4. Failing to Demonstrate IP Protection and Cybersecurity Readiness
OEMs in semiconductors, aerospace, or defense demand robust cybersecurity, secure processes, and certifications. Shops without traceability, encrypted systems, or proven protocols for handling sensitive designs get eliminated early — reshoring often favors new facilities with built-in safeguards.
5. Underestimating Total Cost of Ownership (TCO) and Hidden Expenses
Many miscalculate by focusing only on labor, ignoring tariffs on inputs, redesign for U.S. automation, regulatory compliance, or supply chain rebuilding. This leads to unrealistic bids that collapse during due diligence.
6. Neglecting Supplier Ecosystem Rebuilding
Reshoring requires domestic suppliers for components — but many shops lack local networks, leading to imported dependencies and delays. OEMs avoid partners who can’t prove a mature, resilient ecosystem.
7. Overlooking Regulatory and Permitting Delays
Legacy sites often face slow permitting for upgrades or expansions, while new builds in incentive-friendly zones move faster. Policy uncertainty (e.g., tariff fluctuations) compounds hesitation.
8. Rushing Without Pilot Testing or Proof-of-Concept
Shops push full commitments without small-scale pilots to validate processes, quality, or scalability in a U.S. context — leading to early red flags in negotiations and lost trust.
9. Failing to Adapt Product/Process Design for U.S. Realities
Products designed for low-cost offshore labor often need redesign for automation, higher precision, or sustainability mandates. Shops that don’t proactively redesign or prove U.S.-optimized assembly lose out on final-assembly deals.

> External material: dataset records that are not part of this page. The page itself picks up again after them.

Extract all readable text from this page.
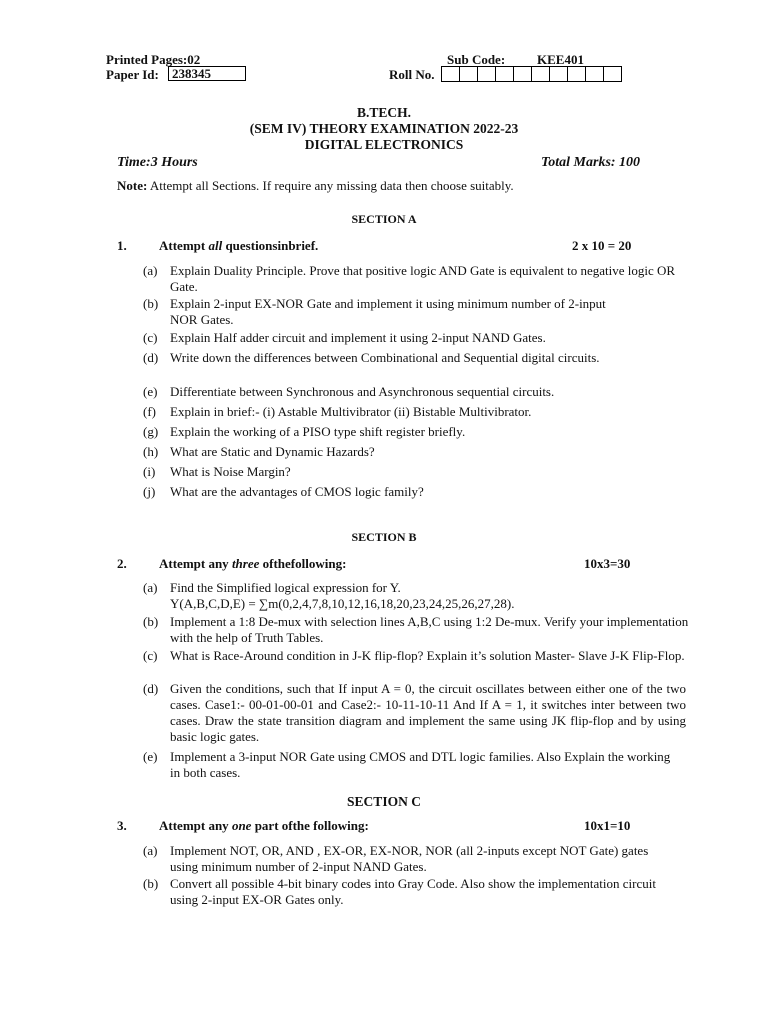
Printed Pages:02
Paper Id:	238345
Sub Code: KEE401
Roll No.
B.TECH.
(SEM IV) THEORY EXAMINATION 2022-23
DIGITAL ELECTRONICS
Time:3 Hours	Total Marks: 100
Note: Attempt all Sections. If require any missing data then choose suitably.
SECTION A
1. Attempt all questionsinbrief.	2 x 10 = 20
(a) Explain Duality Principle. Prove that positive logic AND Gate is equivalent to negative logic OR Gate.
(b) Explain 2-input EX-NOR Gate and implement it using minimum number of 2-input NOR Gates.
(c) Explain Half adder circuit and implement it using 2-input NAND Gates.
(d) Write down the differences between Combinational and Sequential digital circuits.
(e) Differentiate between Synchronous and Asynchronous sequential circuits.
(f)	Explain in brief:- (i) Astable Multivibrator (ii) Bistable Multivibrator.
(g) Explain the working of a PISO type shift register briefly.
(h) What are Static and Dynamic Hazards?
(i)	What is Noise Margin?
(j)	What are the advantages of CMOS logic family?
SECTION B
2. Attempt any three ofthefollowing:	10x3=30
(a) Find the Simplified logical expression for Y.
Y(A,B,C,D,E) = ∑m(0,2,4,7,8,10,12,16,18,20,23,24,25,26,27,28).
(b) Implement a 1:8 De-mux with selection lines A,B,C using 1:2 De-mux. Verify your implementation with the help of Truth Tables.
(c) What is Race-Around condition in J-K flip-flop? Explain it’s solution Master- Slave J-K Flip-Flop.
(d) Given the conditions, such that If input A = 0, the circuit oscillates between either one of the two cases. Case1:- 00-01-00-01 and Case2:- 10-11-10-11 And If A = 1, it switches inter between two cases. Draw the state transition diagram and implement the same using JK flip-flop and by using basic logic gates.
(e) Implement a 3-input NOR Gate using CMOS and DTL logic families. Also Explain the working in both cases.
SECTION C
3. Attempt any one part ofthe following:	10x1=10
(a) Implement NOT, OR, AND , EX-OR, EX-NOR, NOR (all 2-inputs except NOT Gate) gates using minimum number of 2-input NAND Gates.
(b) Convert all possible 4-bit binary codes into Gray Code. Also show the implementation circuit using 2-input EX-OR Gates only.
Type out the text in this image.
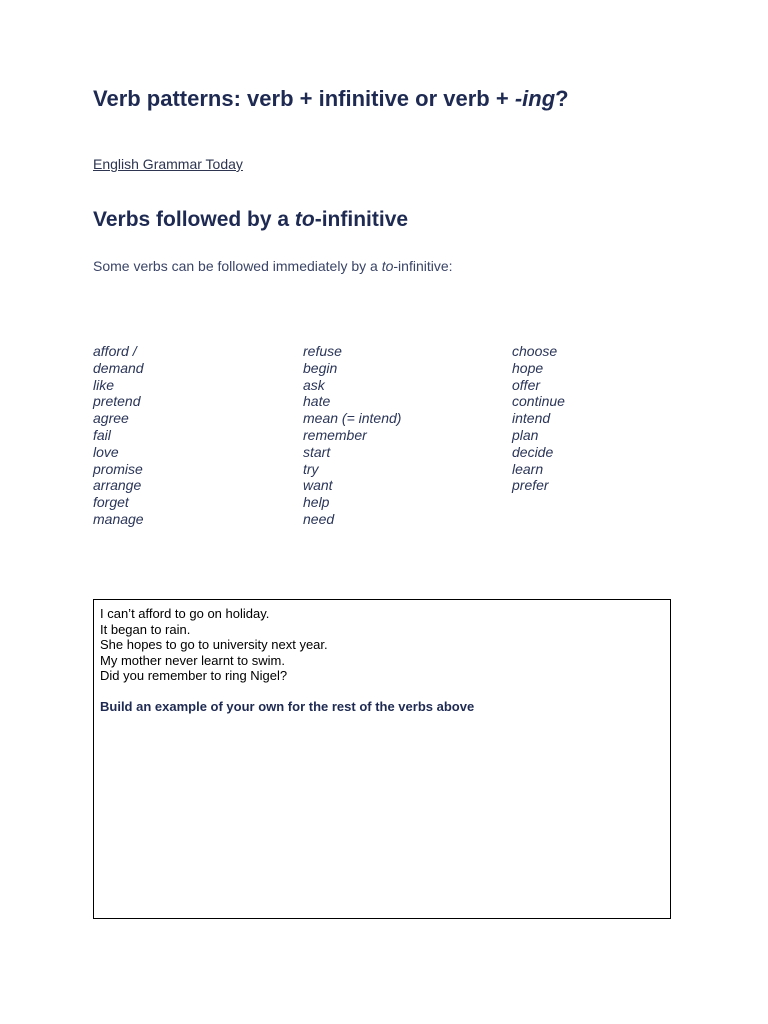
Verb patterns: verb + infinitive or verb + -ing?
English Grammar Today
Verbs followed by a to-infinitive

Some verbs can be followed immediately by a to-infinitive:

afford /
demand
like
pretend
agree
fail
love
promise
arrange
forget
manage
refuse
begin
ask
hate
mean (= intend)
remember
start
try
want
help
need
choose
hope
offer
continue
intend
plan
decide
learn
prefer
I can’t afford to go on holiday.
It began to rain.
She hopes to go to university next year.
My mother never learnt to swim.
Did you remember to ring Nigel?
Build an example of your own for the rest of the verbs above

These nine mistakes explain the “jobless boom” paradox: Reshoring investments surge, but legacy shops miss the wave, contributing to net employment declines. The fix? Invest now in automation, training, infrastructure, and capability proofs — before the opportunity passes to more agile players. Shops that evolve beyond 1998 stand to capture the real reshoring gains in 2026 and beyond.